A Full Day

There are some random things that tend to stick in one’s mind for whatever reason. Yesterday, I shared one of those things with my husband and it was the first time he’d heard this story even though we’ve been together for 17 years.

My family of origin is heavily into sports – mainly basketball and football. I don’t remember the context in which this came up, but my brother introduced me, directly or indirectly, to a clip from the ESPY Awards from 1993. It was an acceptance speech from the recipient of the Arthur Ashe Courage Award, given to people whose contributions to society transcend sports. That year’s recipient was someone whom I’d never heard of – he was a basketball coach named Jim Valvano, or more affectionately called Jimmy V, and he was dying of cancer. I had no idea what he had done to deserve the award, but the words he said in the first part of his speech really moved me and stuck with me all these years.

He said, and I’ll paraphrase here, that if you do three things each day, you’ll have a full life. If you laugh, if you spend some time in thought, and if you find yourself being moved to tears – that’s a full day. That’s a great day. Do that everyday, he said, and it’ll equal a full life.

If you laugh, you think, and you cry, that’s a full day. That’s a heck of a day. You do that seven days a week, you’re gonna have something special.

Jimmy V, 1993

For me, it’s not everyday that I do those three things, but when I do, I take note. I mark it in my mind as a full day, a great day.

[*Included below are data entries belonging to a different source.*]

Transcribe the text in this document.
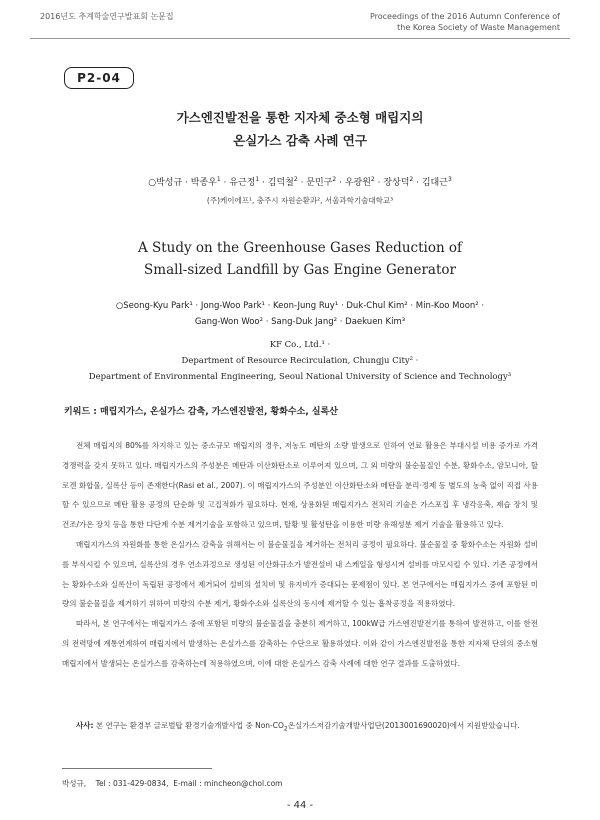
2016년도 추계학술연구발표회 논문집	Proceedings of the 2016 Autumn Conference of
the Korea Society of Waste Management
P2-04
가스엔진발전을 통한 지자체 중소형 매립지의
온실가스 감축 사례 연구
○박성규 · 박종우$^1$ · 유근정$^1$ · 김덕철$^2$ · 문민구$^2$ · 우광원$^2$ · 장상덕$^2$ · 김대근$^3$
(주)케이에프¹, 충주시 자원순환과², 서울과학기술대학교³
A Study on the Greenhouse Gases Reduction of
Small-sized Landfill by Gas Engine Generator
○Seong-Kyu Park¹ · Jong-Woo Park¹ · Keon-Jung Ruy¹ · Duk-Chul Kim² · Min-Koo Moon² ·
Gang-Won Woo² · Sang-Duk Jang² · Daekuen Kim³
KF Co., Ltd.¹ ·
Department of Resource Recirculation, Chungju City² ·
Department of Environmental Engineering, Seoul National University of Science and Technology³
키워드 : 매립지가스, 온실가스 감축, 가스엔진발전, 황화수소, 실록산

전체 매립지의 80%를 차지하고 있는 중소규모 매립지의 경우, 저농도 메탄의 소량 발생으로 인하여 연료 활용은 부대시설 비용 증가로 가격 경쟁력을 갖지 못하고 있다. 매립지가스의 주성분은 메탄과 이산화탄소로 이루어져 있으며, 그 외 미량의 불순물질인 수분, 황화수소, 암모니아, 할로겐 화합물, 실록산 등이 존재한다(Rasi et al., 2007). 이 매립지가스의 주성분인 이산화탄소와 메탄을 분리·정제 등 별도의 농축 없이 직접 사용할 수 있으므로 메탄 활용 공정의 단순화 및 고집적화가 필요하다. 현재, 상용화된 매립지가스 전처리 기술은 가스포집 후 냉각응축, 제습 장치 및 건조/가온 장치 등을 통한 다단계 수분 제거기술을 포함하고 있으며, 탈황 및 활성탄을 이용한 미량 유해성분 제거 기술을 활용하고 있다.

매립지가스의 자원화를 통한 온실가스 감축을 위해서는 이 불순물질을 제거하는 전처리 공정이 필요하다. 불순물질 중 황화수소는 자원화 설비를 부식시킬 수 있으며, 실록산의 경우 연소과정으로 생성된 이산화규소가 발전설비 내 스케일을 형성시켜 설비를 마모시킬 수 있다. 기존 공정에서는 황화수소와 실록산이 독립된 공정에서 제거되어 설비의 설치비 및 유지비가 증대되는 문제점이 있다. 본 연구에서는 매립지가스 중에 포함된 미량의 불순물질을 제거하기 위하여 미량의 수분 제거, 황화수소와 실록산의 동시에 제거할 수 있는 흡착공정을 적용하였다.

따라서, 본 연구에서는 매립지가스 중에 포함된 미량의 불순물질을 충분히 제거하고, 100kW급 가스엔진발전기를 통하여 발전하고, 이를 한전의 전력망에 계통연계하여 매립지에서 발생하는 온실가스를 감축하는 수단으로 활용하였다. 이와 같이 가스엔진발전을 통한 지자체 단위의 중소형 매립지에서 발생되는 온실가스를 감축하는데 적용하였으며, 이에 대한 온실가스 감축 사례에 대한 연구 결과를 도출하였다.

사사: 본 연구는 환경부 글로벌탑 환경기술개발사업 중 Non-$CO_2$온실가스저감기술개발사업단(2013001690020)에서 지원받았습니다.
박성규,    Tel : 031-429-0834,  E-mail : mincheon@chol.com
- 44 -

Last night, my husband and I were getting ready for bed, brushing our teeth in our bathroom. I looked at him in the mirror, my eyes still a little puffy from crying all the way through Kamala’s speech and even during part of Biden’s. “Today was a full day.” I said. He looked at my quizzically, probably because we hadn’t even left the house that day. I told him how much it meant to me to see a woman up there on that stage, especially four years after a devastating loss. I can barely put it into words. I also told him the story of the Jimmy V speech, and how it had stuck with me through all these years.

“…so today I laughed, and I spent some time in thought, and I was just moved to tears.” My eyes welled up as I said the words.

“And so today was a full day.”


Day 8

A Sigh of Relief

I woke up around 8:45am Pacific time this morning.

I could hear my kids playing downstairs and my husband was stirring next to me. I was enjoying the moment, just lying there, peaceful and rested and warm.

My husband grabbed his phone and started checking things. He thrust his phone in my face. I could tell it was a picture of Biden, but without my glasses I couldn’t read it, and so he read me the headline.

Then I grabbed my phone and, instead of reading the news, I first saw a barrage of celebratory gifs from my friends. I started laughing and couldn’t stop. It was such a release, the laughter.

I looked at the time and realized I should get moving if I was going to make it to my Saturday morning zoom yoga class. I’ve been missing yoga lately, eating way too much Halloween candy, my nightly teeth-grinding has ramped up. I’ve been wound really tight lately, as many of us have.

I crammed breakfast into my mouth and shut myself in my son’s room and logged in. It was especially hard for my mind to stay in the here-and-now during the class. It was running all over the place, thinking about the future and how Kamala made history and ending this pandemic and the laundry and oh I need to clean and do all the things.

But my body. It’s hard to describe other than a release. I’ve been doing yoga so long that the poses and the flow feel extremely natural in my body. For a long time I haven’t had to think about what comes next, my body just does it. It’s literally muscle memory. And the simple act of moving my body broke all these tiny dams within me that were storing stress. worry. trauma. pain.

The roof of my mouth and my jaw started to ache, from the nightly grinding. My glutes relaxed and let go. My right shoulder gets gummed up frequently and that, too, started aching. My core woke up and felt alive, activated, welcoming the use. My knees and back were popping, crunching with the movements. I’m developing a headache as I type this, still sitting on my yoga mat.

But somehow this all feels…good. Or at least appropriate. I wouldn’t be surprised if tears develop for me later on, another way my body might purge. Reminds me of how people tend to get sick while on vacation, when their bodies are finally allowed to relax.

I’ve seen footage from friends around the country, some of which are marching, dancing in the streets. I’m doing that in spirit right now. I’m right there with you, finally breathing a sigh of relief.